Saçını hergün taramayı sevmezdi. Bir gün durup bir gün taramalı derdi. Yeme-içme, örtünme-giyinme, oturup kalkma ve herhangi bir işte yapmacıklıktan hoşlanmazdı. Yemekte önüne ne gelirse yerdi. Kaba demez, ne bulursa giyerdi. Toprak üzerinde, hasır üzerinde, yaygı üzerinde nerede yer bulursa otururdu. Hiçbir zaman kendisi için özel olarak un denmezdi. Cübbesinin düğmesini çoğunlukla açık tutardı. Gösterişli ve lüks eşyadan yaratılış olarak hoşlanmazdı. Kısacası herşeyde sadelikten hoşlanırdı.
Hz. Peygamber’in Konfor Ve Gösterişten Kaçınması
îslâm, ruhbanlığa ve münzevî hayata şiddetle karşıdır. Islâmda ruhbanlık yoktur. Bu îslâmın genel ve kesin prensibidir. O yüzden Hz. Peygamber sallallahu aleyhi vesellem dünya nimetlerinin helal olanlarından yararlanmayı caiz görürdü. Arasıra kendisi de bunlardan yararlanırdı. Bununla birlikte zevk ü sefa sürmeyi, konforlu bir hayat yaşamayı, dünya hayatından aşırı zevk almayı sevmez, başkalarını da bundan menederdi.
Bir gün bir kişi Hz.
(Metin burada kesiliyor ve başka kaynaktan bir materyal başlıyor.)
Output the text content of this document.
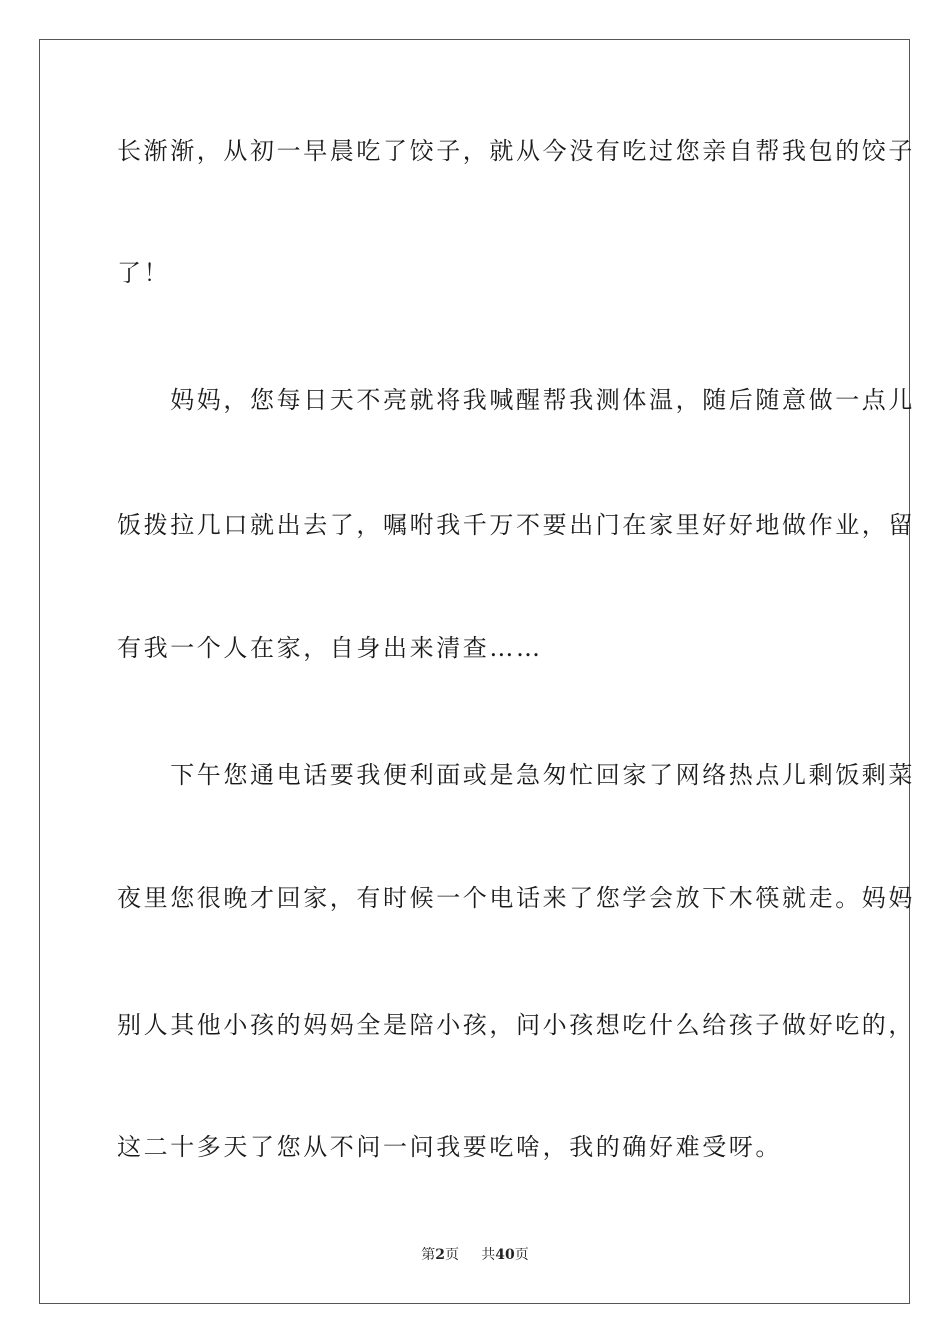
长渐渐，从初一早晨吃了饺子，就从今没有吃过您亲自帮我包的饺子
了！
　　妈妈，您每日天不亮就将我喊醒帮我测体温，随后随意做一点儿
饭拨拉几口就出去了，嘱咐我千万不要出门在家里好好地做作业，留
有我一个人在家，自身出来清查……
　　下午您通电话要我便利面或是急匆忙回家了网络热点儿剩饭剩菜
夜里您很晚才回家，有时候一个电话来了您学会放下木筷就走。妈妈
别人其他小孩的妈妈全是陪小孩，问小孩想吃什么给孩子做好吃的，
这二十多天了您从不问一问我要吃啥，我的确好难受呀。
第2页 共40页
Ali’ye yemek teklif etti ve yemekleri pişirterek Hz. Ali’nin evine gönderdi. Hz. Fâtıma (ra): “Hz. Peygamber sallallahu aleyhi vesellem de gelse, bizimle yeseydi ne iyi olurdu” dedi. Hz. Ali (ra) gitti ve Hz. Peygamber sallallahu aleyhi vesellem’e, Hz. Fâtıma’nın isteğini bildirdi. Hz. Peygamber sallallahu aleyhi vesellem geldi. Ama evde ve duvarlarda perde asılı olduğunu görünce dönüp gitti. Hz. Ali (ra) neden geri gitiğini sorunca Hz. Peygamber sallallahu aleyhi vesellem, “Peygamberin, gösterişli, şatafatlı ve süslü-püslü bir eve girmesi O’nun şanına yakışmaz” buyurdu.”
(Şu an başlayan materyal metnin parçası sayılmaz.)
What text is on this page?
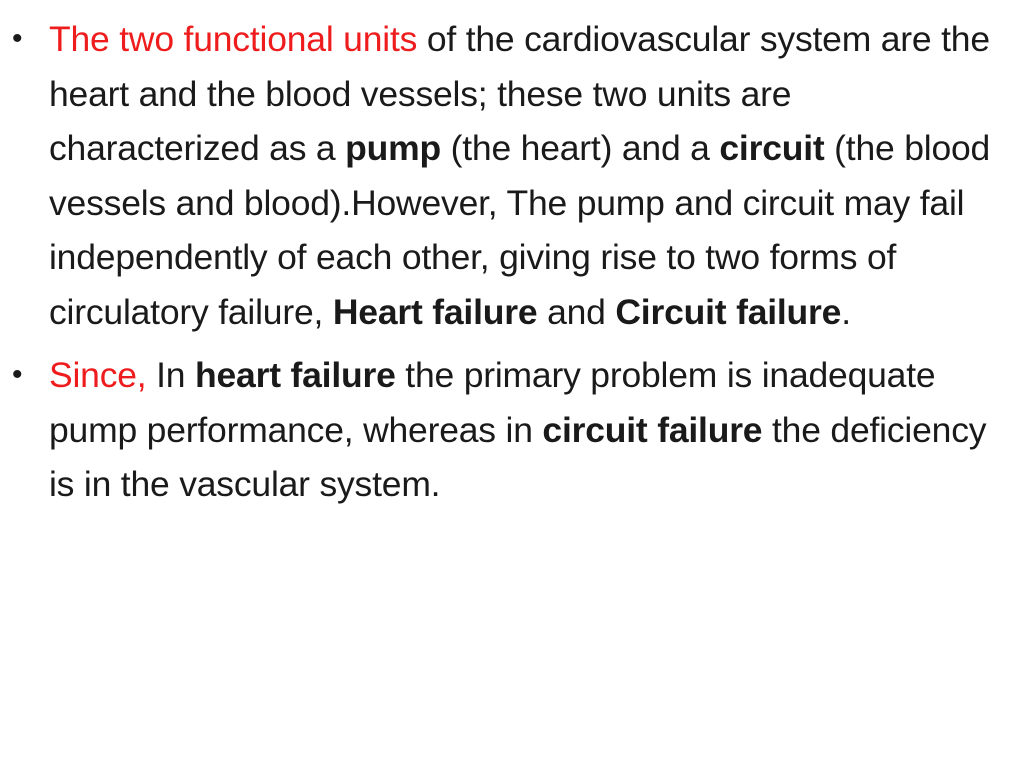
• The two functional units of the cardiovascular system are the heart and the blood vessels; these two units are characterized as a pump (the heart) and a circuit (the blood vessels and blood).However, The pump and circuit may fail independently of each other, giving rise to two forms of circulatory failure, Heart failure and Circuit failure.
• Since, In heart failure the primary problem is inadequate pump performance, whereas in circuit failure the deficiency is in the vascular system.
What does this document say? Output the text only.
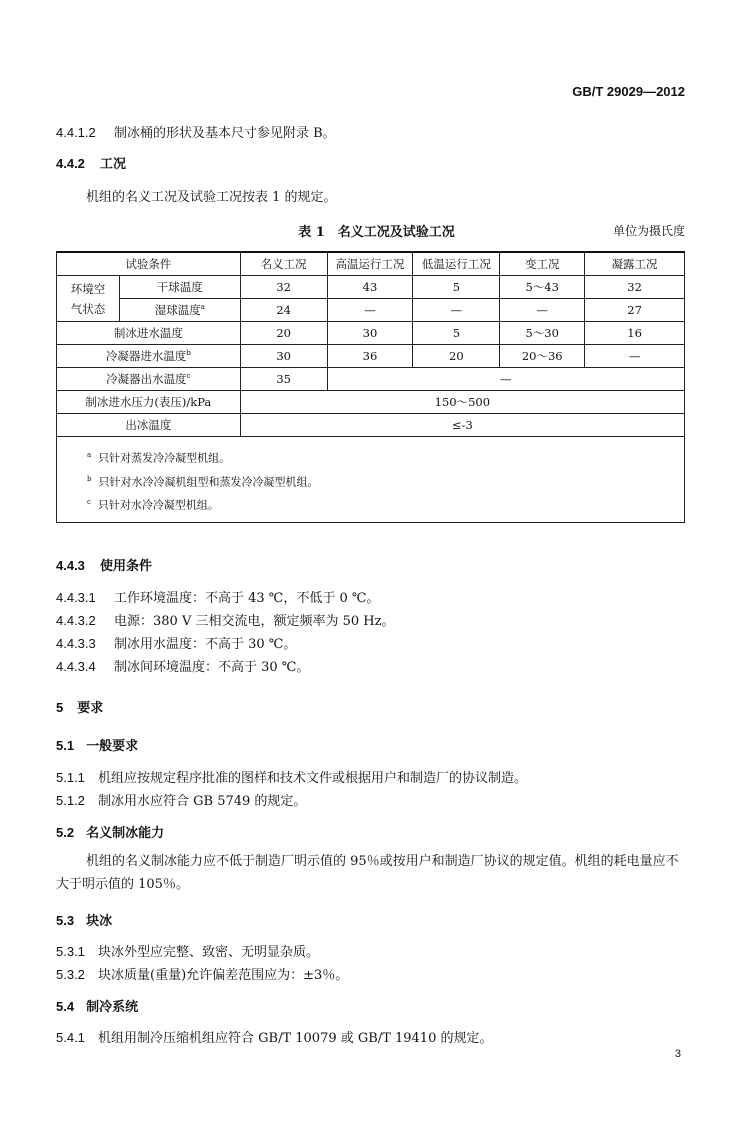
GB/T 29029—2012
4.4.1.2 制冰桶的形状及基本尺寸参见附录 B。
4.4.2 工况
机组的名义工况及试验工况按表 1 的规定。
表 1　名义工况及试验工况	单位为摄氏度
试验条件		名义工况	高温运行工况	低温运行工况	变工况	凝露工况
环境空
气状态	干球温度	32	43	5	5～43	32
	湿球温度$^a$	24	—	—	—	27
制冰进水温度		20	30	5	5～30	16
冷凝器进水温度$^b$		30	36	20	20～36	—
冷凝器出水温度$^c$		35	—			
制冰进水压力(表压)/kPa		150～500				
出冰温度		≤-3				

$^a$ 只针对蒸发冷冷凝型机组。
$^b$ 只针对水冷冷凝机组型和蒸发冷冷凝型机组。
$^c$ 只针对水冷冷凝型机组。						
4.4.3 使用条件
4.4.3.1 工作环境温度：不高于 43 ℃，不低于 0 ℃。
4.4.3.2 电源：380 V 三相交流电，额定频率为 50 Hz。
4.4.3.3 制冰用水温度：不高于 30 ℃。
4.4.3.4 制冰间环境温度：不高于 30 ℃。
5 要求
5.1 一般要求
5.1.1 机组应按规定程序批准的图样和技术文件或根据用户和制造厂的协议制造。
5.1.2 制冰用水应符合 GB 5749 的规定。
5.2 名义制冰能力
机组的名义制冰能力应不低于制造厂明示值的 95％或按用户和制造厂协议的规定值。机组的耗电量应不大于明示值的 105％。
5.3 块冰
5.3.1 块冰外型应完整、致密、无明显杂质。
5.3.2 块冰质量(重量)允许偏差范围应为：±3％。
5.4 制冷系统
5.4.1 机组用制冷压缩机组应符合 GB/T 10079 或 GB/T 19410 的规定。
3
“Evde kişinin kendisi için bir yatak, eşi için bir yatak, misafir için bir yatak bulunması yeterlidir. Dördüncüsü şeytanın payıdır” buyururdu. Bir keresinde Hz. Peygamber sallallahu aleyhi vesellem düşmana karşı bir sefere çıktı ve Hz. Aişe’yi evde bıraktı. Savaştan geri dönüp de Hz. Aişe’nin odasına girdiğinde duvarların bezlerle kaplandığını ve odanın şatafatlı bir hale getirildiğini gördü. Hemen oradaki perdenin birini yırttı ve: “Allah bize serveti, taşa toprağa bez kaplayalım diye vermedi” buyurdu.”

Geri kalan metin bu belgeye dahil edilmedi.